5 Alternative Sights in Italy


If you didn’t already know, Italy has a very impressive claim to fame: this beautiful country is the location of the most UNESCO listed sites anywhere on the planet. There are over 50, and you could make a completely unforgettable extended trip out of a pilgrimage to each and every one of them. However, there are also countless amazing spots in Italy that don’t yet have that coveted UNESCO status, and that means they can sometimes get unfairly missed off travellers’ itineraries. One major benefit of visiting these places is that they’re likely to be far more peaceful than some of the sites with more name-recognition. The other benefit, of course, is that they’re completely beautiful.

These five alternative sights all have the potential to be a major highlight of your Italian adventure – maybe you should put them on your must-visit list;


Lake Garda isn’t exactly short of breathtaking sights, but Scaligero Castle, in the town of Sirmione, has to be up there with the best. Although it dates back to the 13th Century, it’s one of the best preserved castles in the country. But what makes it truly special is its remarkable location, sitting right on the edge of Lake Garda and jutting out into its turquoise waters. Stroll across the drawbridge to access the top of the building’s crenelated walls, which offer sweeping views of the lake and of the castle’s own historic harbour, which is still in excellent condition.


Believed to date back to prehistoric times, Neptune's Caves of Alghero, nicknamed ‘Neptune’s Grotto’, are the largest on the island of Sardinia. Extending four kilometres, the cave’s entrance is covered by vegetation and dense with stalactites and stalagmites. Many unique natural formations have been created by water ‘carving’ into the limestone over time. Must-see features include the 'room of ruins', 'palace room', 'the great organ' and 'the music stand'. Also featuring an underground lake, this spectacular and mysterious landscape earns its rightful place in our top five.


The Puglia region, which sits in the heel of Italy’s boot, has a good share of UNESCO sites, and how this spectacular church hasn’t made the list yet is something that’s a bit of a mystery. With its ornate Baroque architecture, Lecce is often referred to as ‘the Florence of the South’, and the 16th Century Basilica di Santa Croce has more than a little to do with that. With its façade given over to a carnival of carved gargoyles, flowers, cherubs and graceful human figures, this is a building that definitively proves that less isn’t always more. The huge rose window over the door is an astounding piece of craftsmanship. Inside, the bounty continues, with 16 altars and a wealth of historic religious art.


The hilltop town of Taormina enjoys a deeply enviable location on the east coast of sun-drenched Sicily, overlooked by dramatic Mount Etna. And one of its greatest assets is made even more remarkable by this setting. Taormina’s Teatro Greco, or Greek Theatre, is an amphitheatre built in the 3rd Century BC – but it’s still in such good shape today that concerts, film screenings and other events regularly take place here. Its elevated position, right by the sea, offers sweeping daytime views of blue waters and green coast. 

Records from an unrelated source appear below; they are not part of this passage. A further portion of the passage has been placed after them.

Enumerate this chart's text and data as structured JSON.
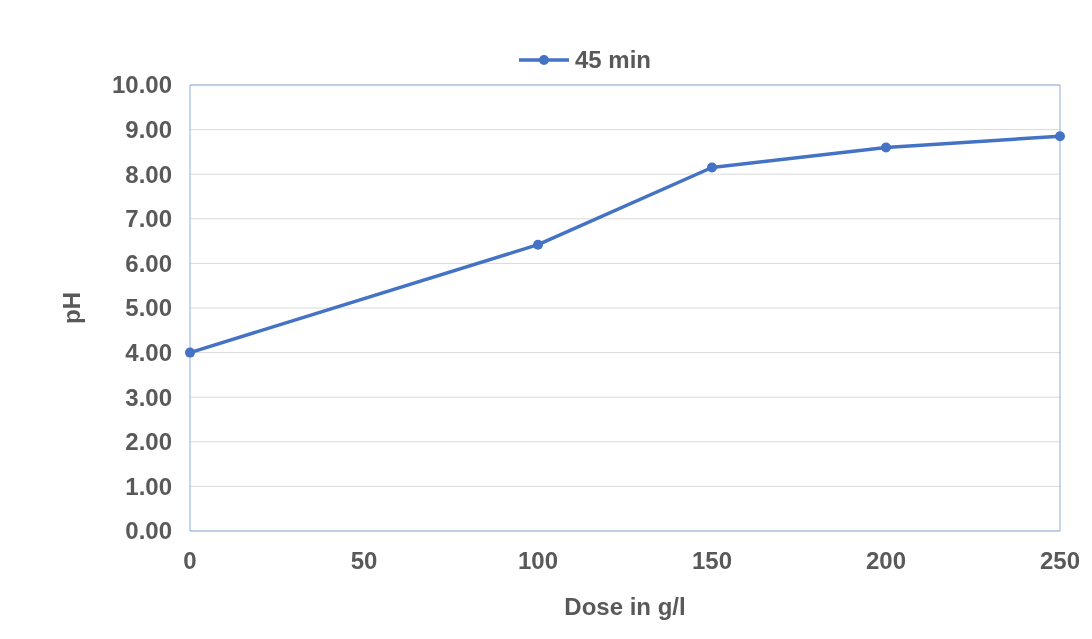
{
  "chart_data": {
    "type": "line",
    "xlabel": "Dose in g/l",
    "ylabel": "pH",
    "x": [
      0,
      100,
      150,
      200,
      250
    ],
    "series": [
      {
        "name": "45 min",
        "color": "#4472c4",
        "values": [
          4.0,
          6.42,
          8.15,
          8.6,
          8.85
        ]
      }
    ],
    "xlim": [
      0,
      250
    ],
    "xticks": [
      0,
      50,
      100,
      150,
      200,
      250
    ],
    "ylim": [
      0,
      10
    ],
    "yticks": [
      {
        "value": 0,
        "label": "0.00"
      },
      {
        "value": 1,
        "label": "1.00"
      },
      {
        "value": 2,
        "label": "2.00"
      },
      {
        "value": 3,
        "label": "3.00"
      },
      {
        "value": 4,
        "label": "4.00"
      },
      {
        "value": 5,
        "label": "5.00"
      },
      {
        "value": 6,
        "label": "6.00"
      },
      {
        "value": 7,
        "label": "7.00"
      },
      {
        "value": 8,
        "label": "8.00"
      },
      {
        "value": 9,
        "label": "9.00"
      },
      {
        "value": 10,
        "label": "10.00"
      }
    ],
    "grid": "y",
    "legend": "top",
    "marker": "circle",
    "line_style": "solid"
  }
}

Egnazia was an ancient Roman city which thrived for several millennia, but was abandoned by its inhabitants following the fall of the Roman Empire. The city fell into ruin, was rediscovered in 1912 and since then, only a small portion of the site has been excavated with treasures proudly on display at the on-site museum. Perhaps the best attraction of all though is the excavation of the Via Traiana – an ancient road which stretched 365 miles from Brindisi to Rome. You can even observe the furrows left by the chariots which traversed the road for the 14-day journey to the capital. There is also a forum and amphitheatre which are still clearly identifiable, and together with its location by the sea, Egnazia is quite possibly one of Puglia’s most interesting archaeological sites.